Narrado por Elena
Dicen que el amor no se olvida, solo cambia de forma. Que uno puede seguir adelante sin dejar de mirar atrás. Pero nadie te dice cómo hacerlo sin sentir que, al avanzar, estás traicionando lo que alguna vez fue.
Esa es mi batalla silenciosa.
No entre el pasado y el presente, sino entre la culpa y el deseo.
Han pasado días desde que Lizzy hizo su dibujo, pero aún no puedo mirarlo sin que se me oprima el pecho. Cada trazo parece decir algo que yo no puedo poner en palabras. A veces lo miro cuando ella duerme, y me descubro acariciando el papel como si fuera algo frágil que no quiero borrar.
Esta mañana, mientras escribía en mi cuaderno, me detuve más de una vez. Las palabras no fluían como antes. Cada escena de la novela parecía mezclarse con mi propia historia: una mujer que intenta amar otra vez, aunque todavía duerme con las sombras de su pasado.
Y no supe si escribía ficción o una confesión.
Lizzy, en cambio, no tiene dudas.
Me preguntó si ya le había dicho al doctor Mark que venga a casa.
—Para ver mi dibujo —aclaró enseguida, aunque lo dijo con una sonrisa demasiado amplia, demasiado segura.
No le respondí enseguida. Solo la abracé.
A veces me asombra cómo los niños pueden ver lo que los adultos nos pasamos la vida negando.
Cuando salimos a caminar por la tarde, el viento traía olor a tierra mojada y hojas. Era uno de esos días en los que el mundo parece en pausa, como si esperara que alguien decidiera qué hacer con él.
Lizzy hablaba de cualquier cosa —su tarea, una nueva canción, el postre que quería probar—, pero yo apenas escuchaba.
Mi mente estaba llena de imágenes que no sabía ordenar: el rostro de Lucas, la voz de Mark, la risa de mi hija, la vida que tenía y la que podría tener.
Y entre todo eso, una pregunta constante:
¿por qué no puedo soltarlo?
No es solo por él.
No es solo por Lucas.
Es por la parte de mí que se quedó congelada en el día en que desapareció.
Esa versión de mí que aún espera que vuelva, que teme olvidar su voz, que guarda la esperanza como si fuera una forma de lealtad.

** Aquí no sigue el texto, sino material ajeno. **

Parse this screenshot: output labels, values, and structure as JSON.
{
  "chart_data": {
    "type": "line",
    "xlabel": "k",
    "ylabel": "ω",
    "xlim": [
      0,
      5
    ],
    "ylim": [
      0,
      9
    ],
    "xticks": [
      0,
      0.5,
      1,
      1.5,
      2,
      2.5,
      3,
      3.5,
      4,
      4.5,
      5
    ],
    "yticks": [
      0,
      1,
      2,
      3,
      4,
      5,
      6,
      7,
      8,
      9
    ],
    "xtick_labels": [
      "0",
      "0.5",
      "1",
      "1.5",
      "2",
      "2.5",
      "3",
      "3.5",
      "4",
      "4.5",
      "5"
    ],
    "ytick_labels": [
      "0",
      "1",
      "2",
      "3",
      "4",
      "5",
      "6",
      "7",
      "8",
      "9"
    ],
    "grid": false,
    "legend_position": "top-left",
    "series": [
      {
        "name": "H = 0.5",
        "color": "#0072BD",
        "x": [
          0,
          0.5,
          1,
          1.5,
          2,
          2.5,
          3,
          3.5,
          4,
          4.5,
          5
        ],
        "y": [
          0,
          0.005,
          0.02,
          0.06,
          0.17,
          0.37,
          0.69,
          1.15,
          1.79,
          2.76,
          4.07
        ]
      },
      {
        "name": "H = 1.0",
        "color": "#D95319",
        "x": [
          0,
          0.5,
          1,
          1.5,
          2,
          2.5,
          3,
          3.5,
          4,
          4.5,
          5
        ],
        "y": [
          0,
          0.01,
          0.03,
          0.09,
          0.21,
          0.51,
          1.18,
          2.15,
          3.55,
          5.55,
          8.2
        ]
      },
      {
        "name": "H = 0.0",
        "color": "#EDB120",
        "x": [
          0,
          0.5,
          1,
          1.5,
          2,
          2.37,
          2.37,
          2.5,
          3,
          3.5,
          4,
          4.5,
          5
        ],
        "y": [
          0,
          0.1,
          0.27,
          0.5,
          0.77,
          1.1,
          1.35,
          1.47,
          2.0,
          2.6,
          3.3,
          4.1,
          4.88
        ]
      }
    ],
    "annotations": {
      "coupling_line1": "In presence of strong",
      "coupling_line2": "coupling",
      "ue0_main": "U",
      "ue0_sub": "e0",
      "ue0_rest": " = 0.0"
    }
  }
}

Pero hay otra parte —una que crece sin permiso— que empieza a mirar a Mark y sentir algo distinto. Algo tibio, familiar, y a la vez completamente nuevo.
Y esa mezcla me desarma.
Porque no sé si amar de nuevo significa olvidar.
O si amar de nuevo es otra manera de recordarlo.
Más tarde, cuando Lizzy se durmió, encendí una vela en el pequeño rincón del escritorio. Me gusta pensar que el fuego, por un instante, ilumina todo lo que no sé decir.
Saqué una vieja caja donde guardo cartas, fotos, fragmentos de una vida que alguna vez fue mía. Entre ellas, una foto en blanco y negro, apenas desgastada: Lucas sosteniéndome la mano en el muelle, el día antes de que todo cambiara.
Su sonrisa seguía igual de viva.
Y, sin embargo, al mirarla, no sentí lo de antes.
Sentí… agradecimiento.
Por haberlo amado. Por haber sido amada.
Y por, de algún modo, seguir viva después de perderlo.
Cerré la caja.
No con tristeza, sino con cuidado.
Como quien entiende que no puede seguir caminando con ambas manos aferradas al pasado.
Me acerqué a la ventana. Afuera, la noche estaba despejada. En el cielo, una sola estrella parecía resistirse a apagarse, brillando un poco más fuerte que las demás.
Pensé en Mark.
En su forma de mirar, de escuchar, de no presionar cuando el silencio pesa.
En cómo, sin decirlo, parece entender las partes de mí que todavía están en ruinas.
Y por primera vez en mucho tiempo, no sentí culpa por pensarlo.
Solo una calma tenue, como quien finalmente respira sin miedo.
Porque tal vez amar otra vez no sea traicionar al pasado.
Tal vez sea la forma más sincera de honrarlo.
De decirle: “Gracias por lo que fuiste. Ahora déjame seguir.”